Il a évoqué « un enfant qui a perdu son camarade, une famille qui a perdu son fils, un club sans stade et une communauté privée du plus simple plaisir du jeu ».

Rajoub a affirmé que, depuis des années, la Fédération palestinienne ne demandait rien d’autre que l’application égale des règles de la FIFA, sans favoritisme politique ni exception.

Il a rappelé avoir de nouveau soulevé la question lors du 74e Congrès de la FIFA à Bangkok, réclamant un examen de la participation de clubs issus de colonies israéliennes à des compétitions relevant de la Fédération israélienne de football sur des territoires palestiniens sans l’accord de la Fédération palestinienne, ainsi que des questions de discrimination et de racisme au sein du football israélien.

Selon lui, le président de la FIFA, Gianni Infantino, avait alors qualifié le dossier d’« urgent ». Lors du 75e Congrès, l’affaire a toutefois été renvoyée à de nouvelles procédures.

Rajoub a ajouté que les faits n’étaient plus théoriques, affirmant que la commission disciplinaire de la FIFA avait conclu à de « graves violations » des règlements, contraires aux principes d’égalité, de non-discrimination et de bonne gouvernance.

Il a également souligné qu’en date du 19 mars, le Conseil de la FIFA avait décidé de ne pas statuer sur la proposition palestinienne, tout en infligeant à la Fédération israélienne une amende de 150 000 francs suisses en vertu des dispositions relatives à la discrimination.

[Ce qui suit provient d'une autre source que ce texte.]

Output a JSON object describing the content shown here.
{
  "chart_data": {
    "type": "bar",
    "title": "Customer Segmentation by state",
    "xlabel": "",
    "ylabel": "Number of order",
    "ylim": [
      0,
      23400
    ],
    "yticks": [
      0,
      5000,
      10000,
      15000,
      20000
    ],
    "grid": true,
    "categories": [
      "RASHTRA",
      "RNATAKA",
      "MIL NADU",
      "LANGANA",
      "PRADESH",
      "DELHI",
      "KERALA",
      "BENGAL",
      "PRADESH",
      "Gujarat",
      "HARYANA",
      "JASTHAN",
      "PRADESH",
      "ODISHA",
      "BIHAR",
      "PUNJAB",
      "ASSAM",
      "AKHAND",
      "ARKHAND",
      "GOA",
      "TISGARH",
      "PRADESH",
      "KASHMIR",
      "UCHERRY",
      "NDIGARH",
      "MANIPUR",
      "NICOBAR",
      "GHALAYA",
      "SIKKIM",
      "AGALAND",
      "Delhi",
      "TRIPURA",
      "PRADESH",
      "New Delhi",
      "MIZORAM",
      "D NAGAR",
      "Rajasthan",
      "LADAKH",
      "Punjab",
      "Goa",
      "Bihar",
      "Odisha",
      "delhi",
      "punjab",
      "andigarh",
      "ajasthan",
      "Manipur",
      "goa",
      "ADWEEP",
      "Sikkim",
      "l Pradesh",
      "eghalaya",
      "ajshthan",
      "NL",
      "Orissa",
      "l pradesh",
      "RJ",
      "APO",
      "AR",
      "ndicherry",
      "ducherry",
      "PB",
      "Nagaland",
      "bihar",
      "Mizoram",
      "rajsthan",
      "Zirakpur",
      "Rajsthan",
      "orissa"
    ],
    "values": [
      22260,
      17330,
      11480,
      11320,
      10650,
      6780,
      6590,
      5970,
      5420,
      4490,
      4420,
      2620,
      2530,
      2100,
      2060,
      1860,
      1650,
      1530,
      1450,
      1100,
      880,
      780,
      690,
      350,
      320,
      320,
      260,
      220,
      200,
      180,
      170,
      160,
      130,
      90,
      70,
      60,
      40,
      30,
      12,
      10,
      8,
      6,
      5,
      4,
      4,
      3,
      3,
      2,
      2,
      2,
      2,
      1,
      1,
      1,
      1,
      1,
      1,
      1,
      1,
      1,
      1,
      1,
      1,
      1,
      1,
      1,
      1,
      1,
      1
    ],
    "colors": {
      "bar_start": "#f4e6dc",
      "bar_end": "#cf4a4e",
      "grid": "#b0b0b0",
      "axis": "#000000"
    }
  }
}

Selon lui, cette décision reflète une contradiction entre la reconnaissance de violations et l’absence de mesures décisives pour y remédier.

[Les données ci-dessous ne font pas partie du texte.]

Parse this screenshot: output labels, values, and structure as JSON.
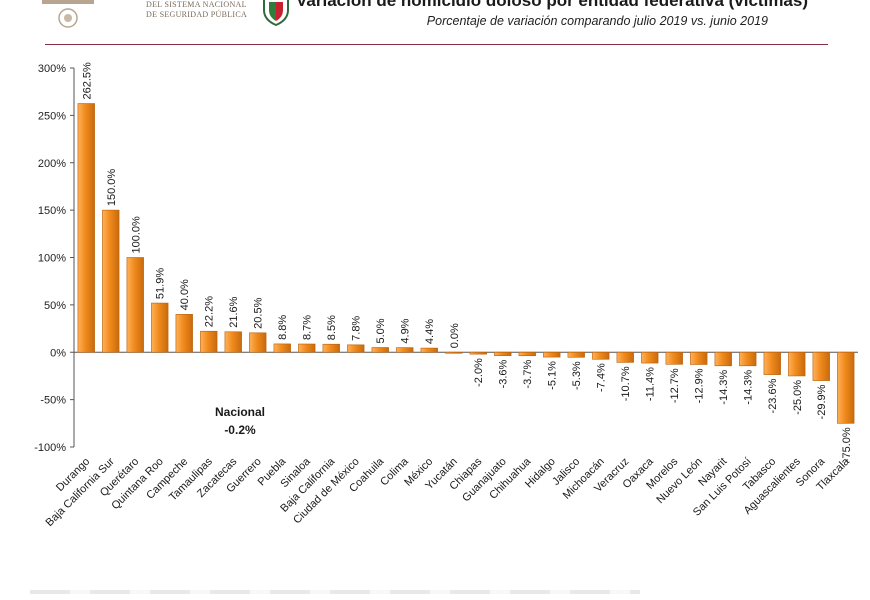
{
  "header": {
    "agency_line1": "DEL SISTEMA NACIONAL",
    "agency_line2": "DE SEGURIDAD PÚBLICA",
    "title": "Variación de homicidio doloso por entidad federativa (víctimas)",
    "subtitle": "Porcentaje de variación comparando julio 2019 vs. junio 2019"
  },
  "colors": {
    "bar": "#f08a1c",
    "bar_dark": "#b85f0a",
    "rule": "#8a2c44"
  },
  "chart_data": {
    "type": "bar",
    "title": "Variación de homicidio doloso por entidad federativa (víctimas)",
    "subtitle": "Porcentaje de variación comparando julio 2019 vs. junio 2019",
    "categories": [
      "Durango",
      "Baja California Sur",
      "Querétaro",
      "Quintana Roo",
      "Campeche",
      "Tamaulipas",
      "Zacatecas",
      "Guerrero",
      "Puebla",
      "Sinaloa",
      "Baja California",
      "Ciudad de México",
      "Coahuila",
      "Colima",
      "México",
      "Yucatán",
      "Chiapas",
      "Guanajuato",
      "Chihuahua",
      "Hidalgo",
      "Jalisco",
      "Michoacán",
      "Veracruz",
      "Oaxaca",
      "Morelos",
      "Nuevo León",
      "Nayarit",
      "San Luis Potosí",
      "Tabasco",
      "Aguascalientes",
      "Sonora",
      "Tlaxcala"
    ],
    "values": [
      262.5,
      150.0,
      100.0,
      51.9,
      40.0,
      22.2,
      21.6,
      20.5,
      8.8,
      8.7,
      8.5,
      7.8,
      5.0,
      4.9,
      4.4,
      0.0,
      -2.0,
      -3.6,
      -3.7,
      -5.1,
      -5.3,
      -7.4,
      -10.7,
      -11.4,
      -12.7,
      -12.9,
      -14.3,
      -14.3,
      -23.6,
      -25.0,
      -29.9,
      -75.0
    ],
    "labels": [
      "262.5%",
      "150.0%",
      "100.0%",
      "51.9%",
      "40.0%",
      "22.2%",
      "21.6%",
      "20.5%",
      "8.8%",
      "8.7%",
      "8.5%",
      "7.8%",
      "5.0%",
      "4.9%",
      "4.4%",
      "0.0%",
      "-2.0%",
      "-3.6%",
      "-3.7%",
      "-5.1%",
      "-5.3%",
      "-7.4%",
      "-10.7%",
      "-11.4%",
      "-12.7%",
      "-12.9%",
      "-14.3%",
      "-14.3%",
      "-23.6%",
      "-25.0%",
      "-29.9%",
      "-75.0%"
    ],
    "ylim": [
      -100,
      300
    ],
    "yticks": [
      300,
      250,
      200,
      150,
      100,
      50,
      0,
      -50,
      -100
    ],
    "ytick_labels": [
      "300%",
      "250%",
      "200%",
      "150%",
      "100%",
      "50%",
      "0%",
      "-50%",
      "-100%"
    ],
    "annotation": {
      "label": "Nacional",
      "value": "-0.2%"
    },
    "grid": false,
    "legend": "none"
  }
}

Rajoub a estimé que la situation sur le terrain restait inchangée, les clubs des colonies continuant, selon lui, à participer à des compétitions organisées par la Fédération israélienne sur le territoire relevant d’une autre fédération, sans son consentement, en violation des articles 64 et 65 des statuts de la FIFA.

Il a insisté sur le fait que la Fédération palestinienne ne demandait pas à la FIFA de résoudre un conflit politique ni de tracer des frontières, mais simplement d’appliquer ses propres règlements.

Il a ajouté que la Cisjordanie et Jérusalem ne sont pas considérées comme des territoires israéliens au regard du droit international, estimant qu’autoriser l’organisation de compétitions sur le territoire d’une autre fédération sans son accord constituerait un précédent pouvant affecter l’ensemble des associations membres.

Rajoub a également évoqué des politiques discriminatoires, affirmant que certaines activités sportives et récréatives organisées dans les colonies seraient réservées exclusivement aux Israéliens, selon des organisations de défense des droits humains.

Il a déclaré que l’absence de sanctions dissuasives malgré les violations constatées affaiblissait la confiance dans le système de la FIFA et donnait l’image d’un double standard dans l’application des règles.

« La FIFA ne repose pas uniquement sur les revenus, mais sur la confiance dans ses principes et sur son engagement envers les droits humains et l’égalité entre les fédérations », a-t-il affirmé.

Rajoub a assuré que la Fédération palestinienne avait respecté toutes les procédures légales, présenté ses preuves, participé aux enquêtes et exercé les recours disponibles, exprimant l’espoir que la FIFA puisse encore traiter la question en interne malgré la saisine actuelle du TAS.

Il a également souhaité que la Coupe du monde 2026 au Canada, aux États-Unis et au Mexique soit une célébration des valeurs du football fondées sur la dignité et le respect.

Il a conclu en affirmant que ce qui était requis n’était « pas davantage de procédures, mais l’application des règles », ajoutant que la crédibilité de la FIFA se mesurait à sa capacité à faire respecter ses principes, même dans des circonstances difficiles.

Il a enfin averti que l’inaction face aux violations risquait de les transformer en précédents, puis en politiques établies, appelant à une solution juste et proportionnée garantissant les droits de toutes les fédérations membres.